La joven protagonista de esta preciosa historia que están a punto de leer, Elisa, precisamente tras la muerte de su abuela, cuando era una niña de ocho años, tiene su primera epifanía existencial, o crisis, como queramos llamarlo. Toma así conciencia de la muerte, y por extensión, de la vida. Y claro, empezaron a brotar las preguntas, las dichosas preguntas, y el vacío, la angustia, la náusea, como definió el gran Jean Paul Sartre de forma magistral a ese terrible estado.
Su personaje, Elisa, viene a funcionar como un alter ego de aquel Antoine Roquentin de Sartre, salvando las distancias, claro.

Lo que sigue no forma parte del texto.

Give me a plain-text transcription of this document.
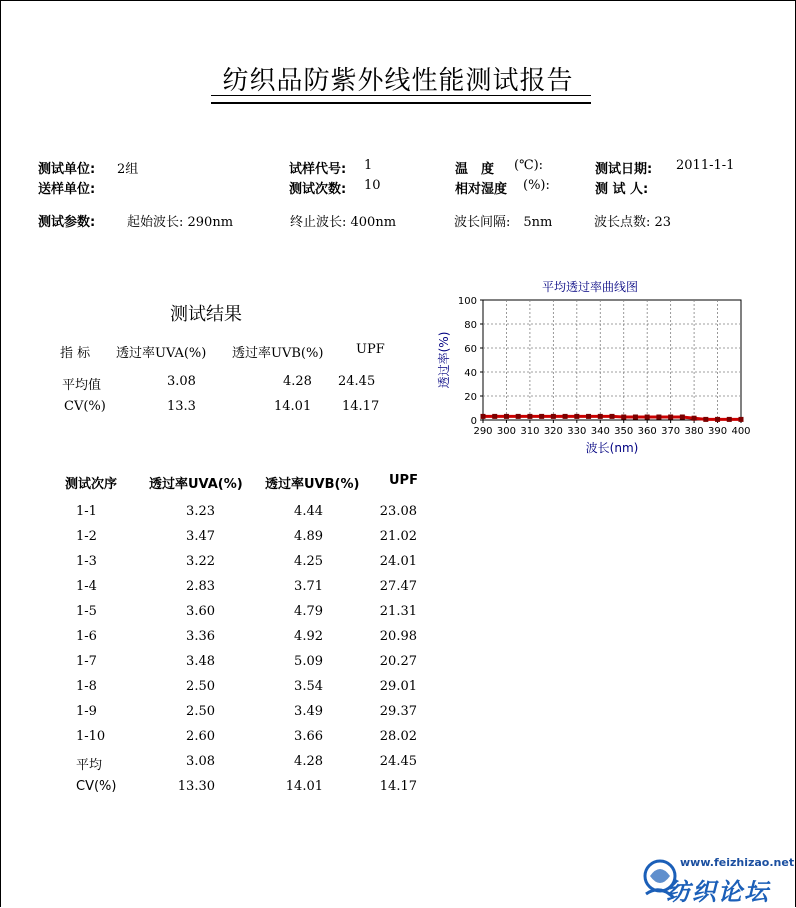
纺织品防紫外线性能测试报告
测试单位: 2组	试样代号: 1	温　度 (℃):	测试日期: 2011-1-1
送样单位:	测试次数: 10	相对湿度 (%):	测 试 人:
测试参数: 起始波长: 290nm	终止波长: 400nm	波长间隔:　5nm	波长点数: 23
测试结果
指 标 透过率UVA(%) 透过率UVB(%)	UPF
平均值	3.08	4.28 24.45
CV(%)	13.3	14.01 14.17
平均透过率曲线图
0
20
40
60
80
100
290 300 310 320 330 340 350 360 370 380 390 400
透过率(%)
波长(nm)
测试次序 透过率UVA(%) 透过率UVB(%) UPF
1-1	3.23	4.44	23.08
1-2	3.47	4.89	21.02
1-3	3.22	4.25	24.01
1-4	2.83	3.71	27.47
1-5	3.60	4.79	21.31
1-6	3.36	4.92	20.98
1-7	3.48	5.09	20.27
1-8	2.50	3.54	29.01
1-9	2.50	3.49	29.37
1-10	2.60	3.66	28.02
平均	3.08	4.28	24.45
CV(%)	13.30	14.01	14.17
www.feizhizao.net
纺织论坛
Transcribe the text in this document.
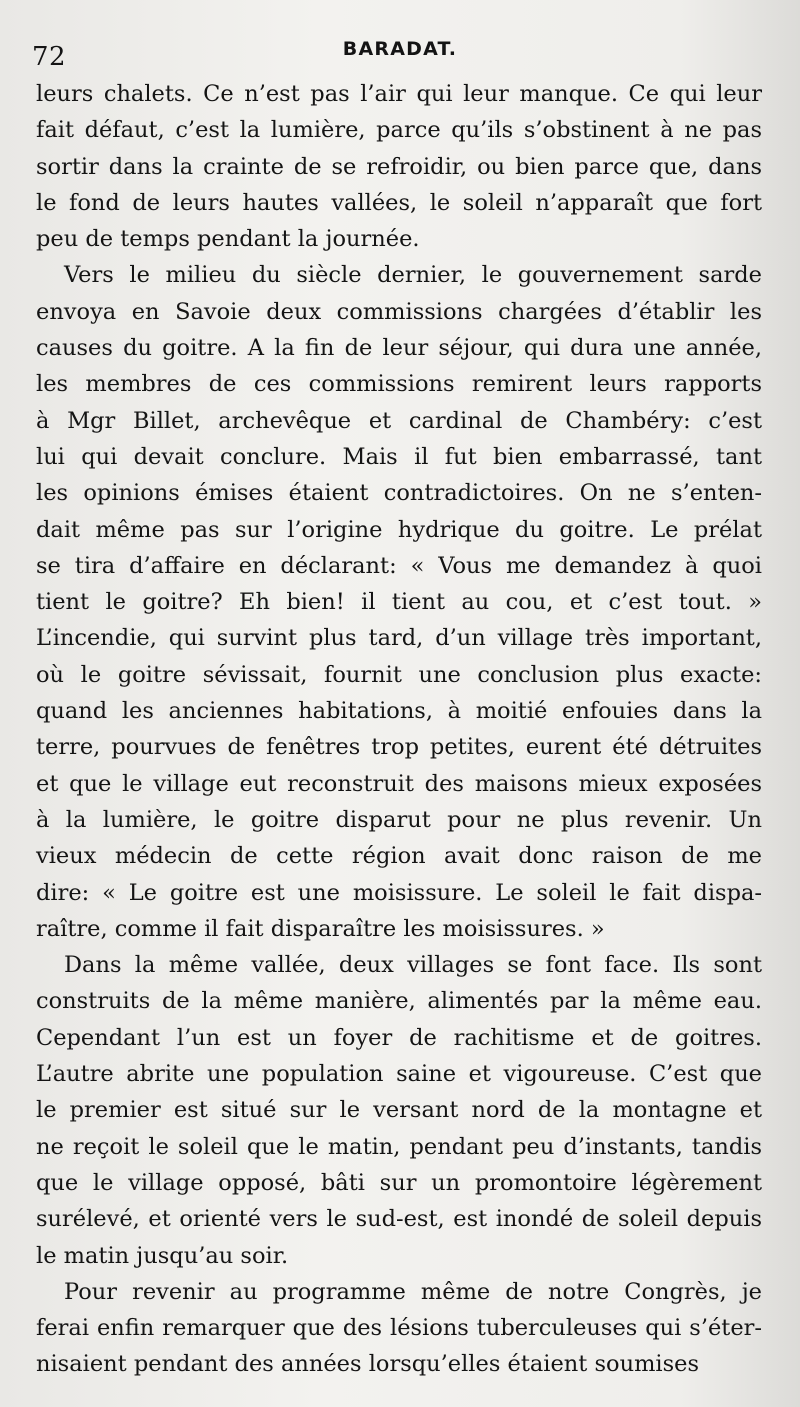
72	BARADAT.
leurs chalets. Ce n’est pas l’air qui leur manque. Ce qui leur
fait défaut, c’est la lumière, parce qu’ils s’obstinent à ne pas
sortir dans la crainte de se refroidir, ou bien parce que, dans
le fond de leurs hautes vallées, le soleil n’apparaît que fort
peu de temps pendant la journée.
Vers le milieu du siècle dernier, le gouvernement sarde
envoya en Savoie deux commissions chargées d’établir les
causes du goitre. A la fin de leur séjour, qui dura une année,
les membres de ces commissions remirent leurs rapports
à Mgr Billet, archevêque et cardinal de Chambéry: c’est
lui qui devait conclure. Mais il fut bien embarrassé, tant
les opinions émises étaient contradictoires. On ne s’enten-
dait même pas sur l’origine hydrique du goitre. Le prélat
se tira d’affaire en déclarant: « Vous me demandez à quoi
tient le goitre? Eh bien! il tient au cou, et c’est tout. »
L’incendie, qui survint plus tard, d’un village très important,
où le goitre sévissait, fournit une conclusion plus exacte:
quand les anciennes habitations, à moitié enfouies dans la
terre, pourvues de fenêtres trop petites, eurent été détruites
et que le village eut reconstruit des maisons mieux exposées
à la lumière, le goitre disparut pour ne plus revenir. Un
vieux médecin de cette région avait donc raison de me
dire: « Le goitre est une moisissure. Le soleil le fait dispa-
raître, comme il fait disparaître les moisissures. »
Dans la même vallée, deux villages se font face. Ils sont
construits de la même manière, alimentés par la même eau.
Cependant l’un est un foyer de rachitisme et de goitres.
L’autre abrite une population saine et vigoureuse. C’est que
le premier est situé sur le versant nord de la montagne et
ne reçoit le soleil que le matin, pendant peu d’instants, tandis
que le village opposé, bâti sur un promontoire légèrement
surélevé, et orienté vers le sud-est, est inondé de soleil depuis
le matin jusqu’au soir.
Pour revenir au programme même de notre Congrès, je
ferai enfin remarquer que des lésions tuberculeuses qui s’éter-
nisaient pendant des années lorsqu’elles étaient soumises
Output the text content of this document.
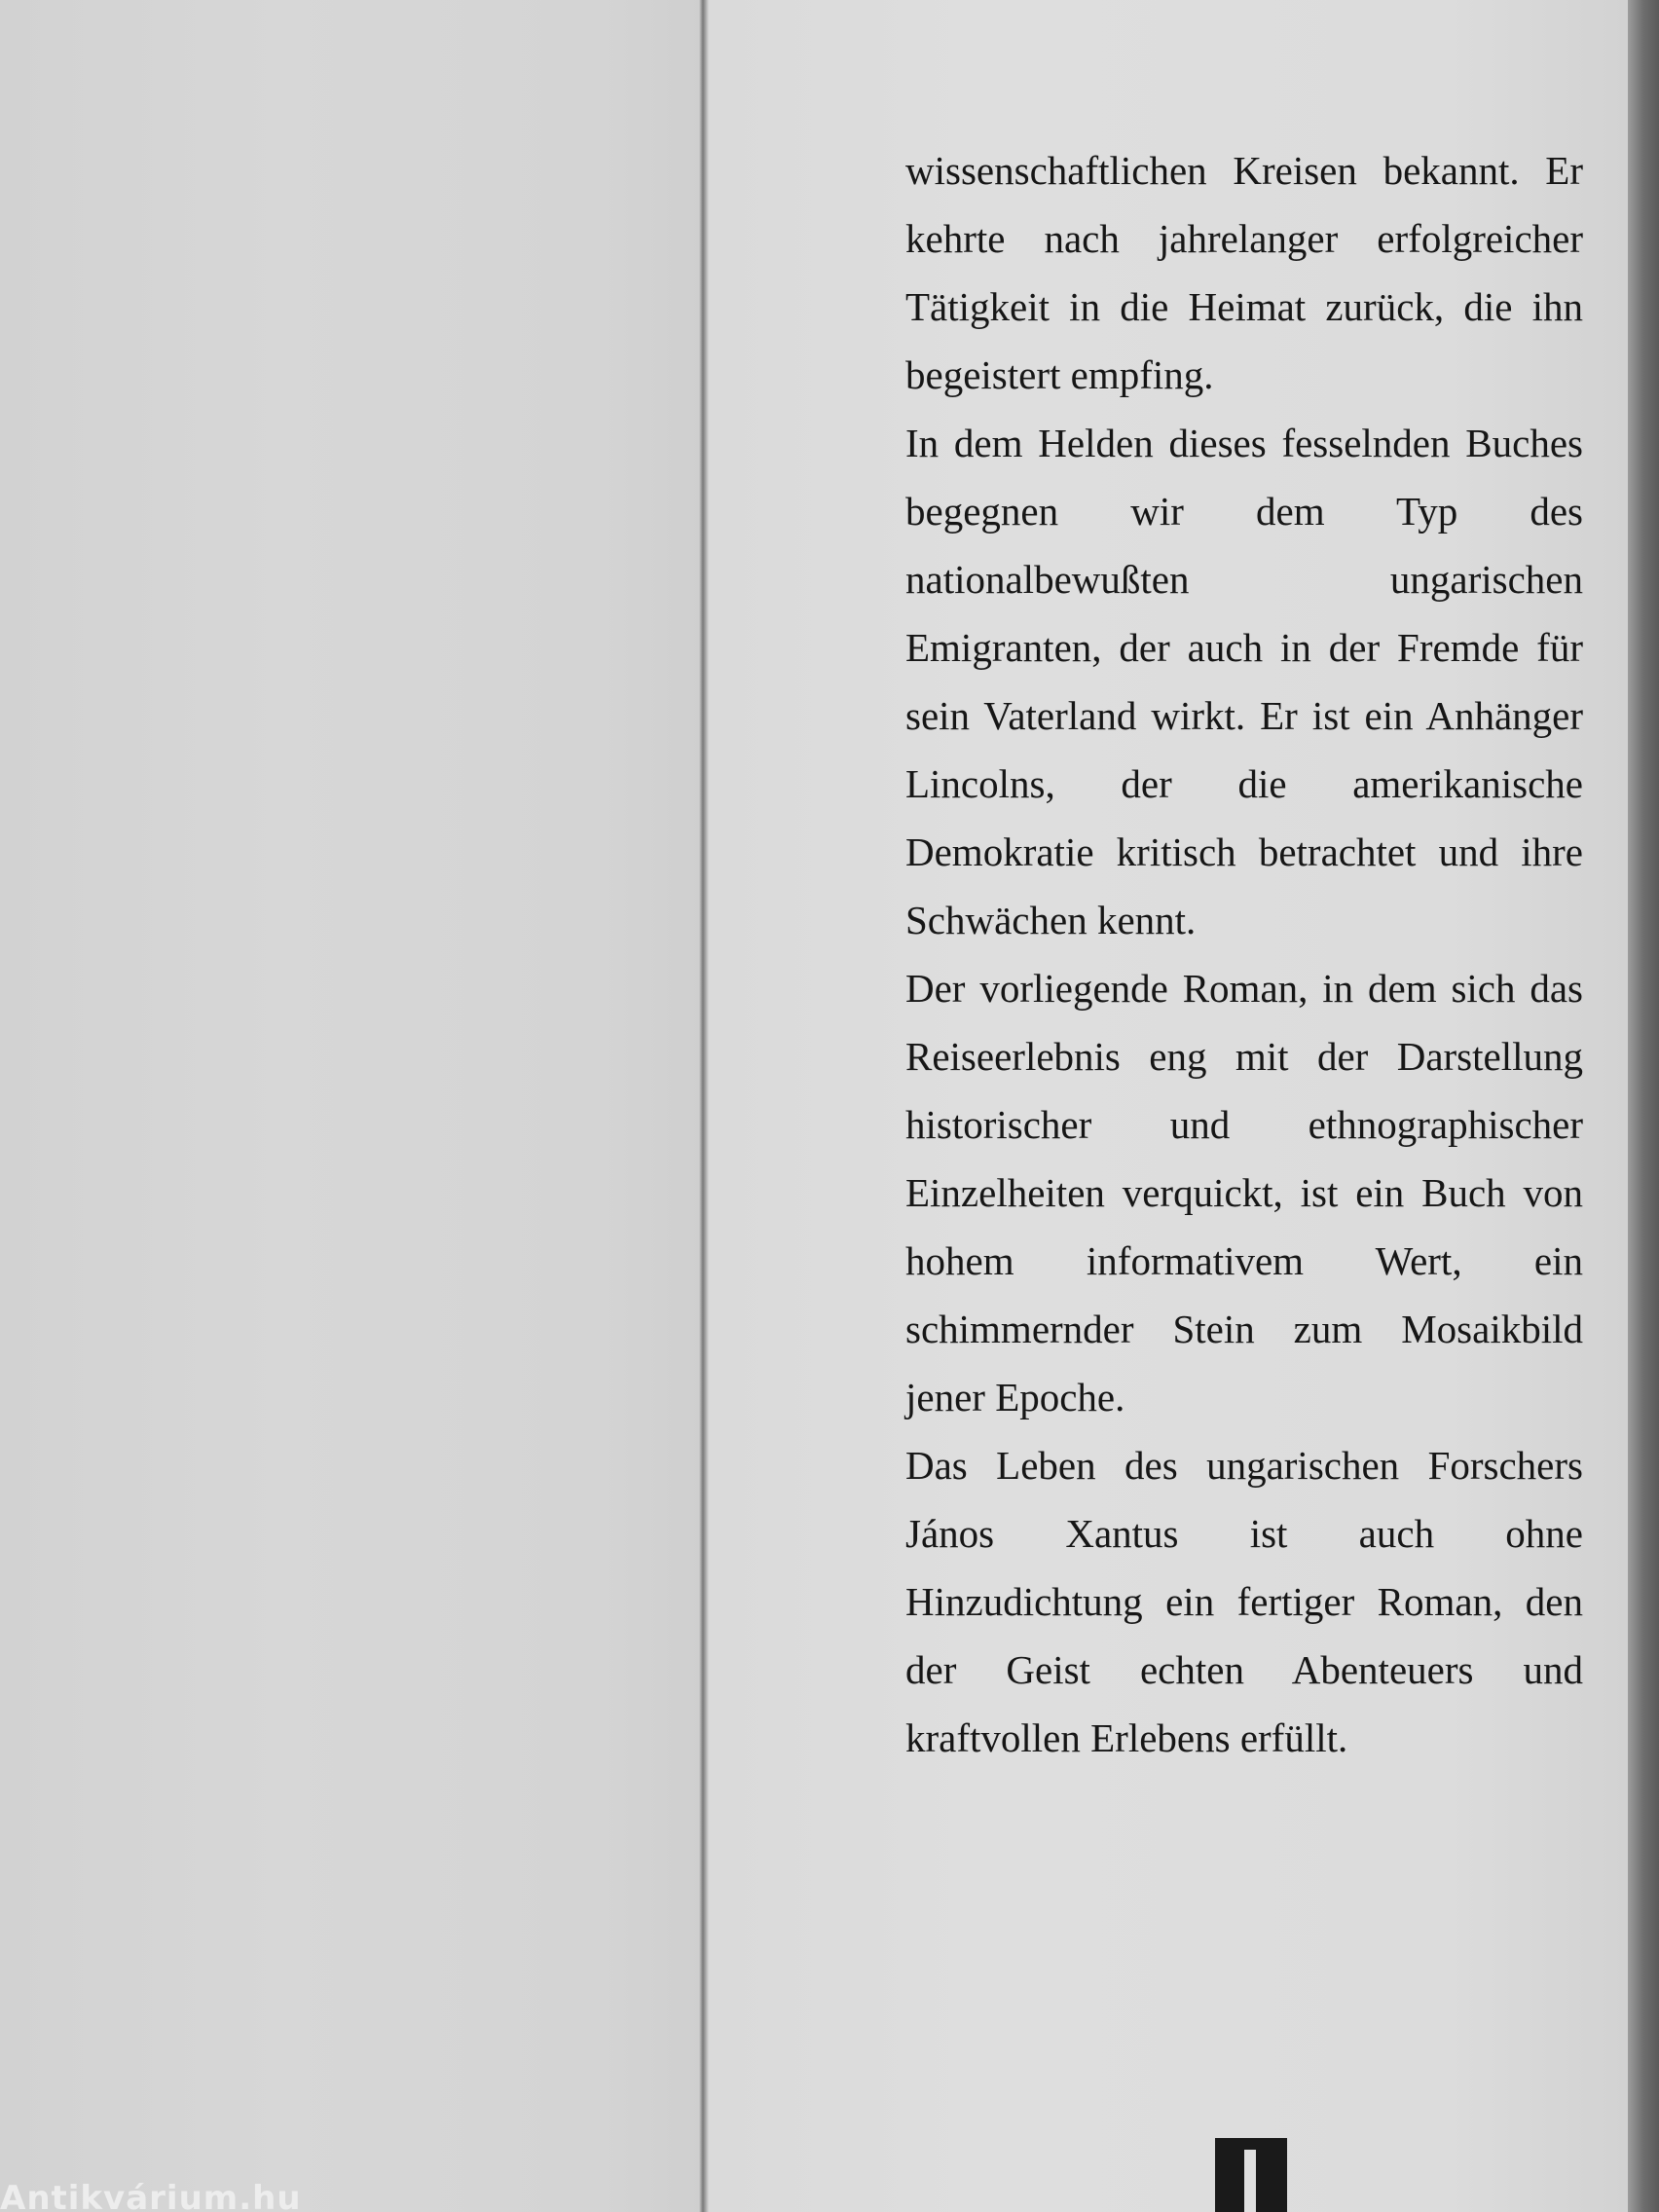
wissenschaftlichen Kreisen bekannt. Er kehrte nach jahrelanger erfolgreicher Tätigkeit in die Heimat zurück, die ihn begeistert empfing.

In dem Helden dieses fesselnden Buches begegnen wir dem Typ des nationalbewußten ungarischen Emigranten, der auch in der Fremde für sein Vaterland wirkt. Er ist ein Anhänger Lincolns, der die amerikanische Demokratie kritisch betrachtet und ihre Schwächen kennt.

Der vorliegende Roman, in dem sich das Reiseerlebnis eng mit der Darstellung historischer und ethnographischer Einzelheiten verquickt, ist ein Buch von hohem informativem Wert, ein schimmernder Stein zum Mosaikbild jener Epoche.

Das Leben des ungarischen Forschers János Xantus ist auch ohne Hinzudichtung ein fertiger Roman, den der Geist echten Abenteuers und kraftvollen Erlebens erfüllt.

Antikvárium.hu
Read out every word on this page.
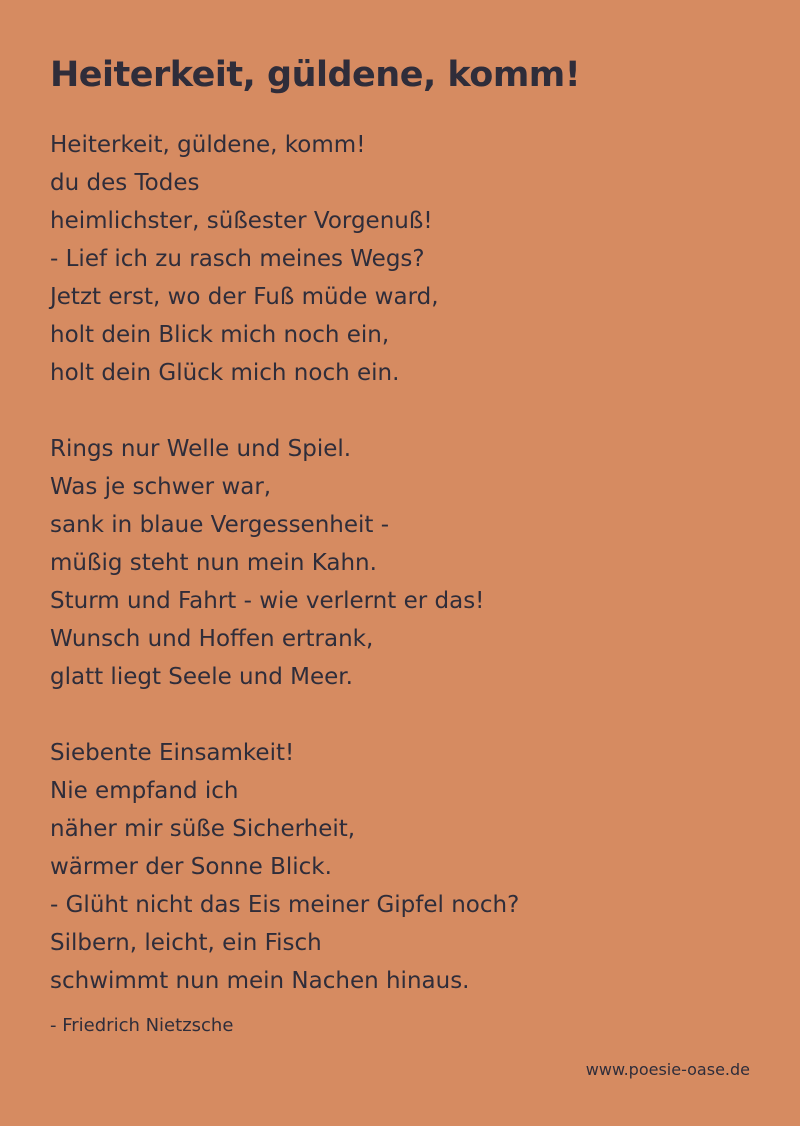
Heiterkeit, güldene, komm!
Heiterkeit, güldene, komm!
du des Todes
heimlichster, süßester Vorgenuß!
- Lief ich zu rasch meines Wegs?
Jetzt erst, wo der Fuß müde ward,
holt dein Blick mich noch ein,
holt dein Glück mich noch ein.
Rings nur Welle und Spiel.
Was je schwer war,
sank in blaue Vergessenheit -
müßig steht nun mein Kahn.
Sturm und Fahrt - wie verlernt er das!
Wunsch und Hoffen ertrank,
glatt liegt Seele und Meer.
Siebente Einsamkeit!
Nie empfand ich
näher mir süße Sicherheit,
wärmer der Sonne Blick.
- Glüht nicht das Eis meiner Gipfel noch?
Silbern, leicht, ein Fisch
schwimmt nun mein Nachen hinaus.
- Friedrich Nietzsche
www.poesie-oase.de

Reflexiona ante su experiencia vital, ante todo lo que vive y siente, ante el paso del tiempo, ante las impresiones sensoriales que percibe, ante las siempre complicadas relaciones con los demás, ante la dificultad de adaptarse a un mundo que parece deshacerse ante nuestras manos y en el que parece difícil encajar, ante su propio descenso a los infiernos.
Pero no piensen que es una novela pesimista y deprimente. Al contrario. Es una invitación a vivir la vida, pero con los pies en el subsuelo, en la cruda realidad, una vez superada la náusea; y una clara apuesta por el camino de la introspección, del conocimiento de uno mismo, al que es importante viajar, pero del que también debemos aprender a salir antes de que nos acabemos hundiendo en nuestro propio pozo interior.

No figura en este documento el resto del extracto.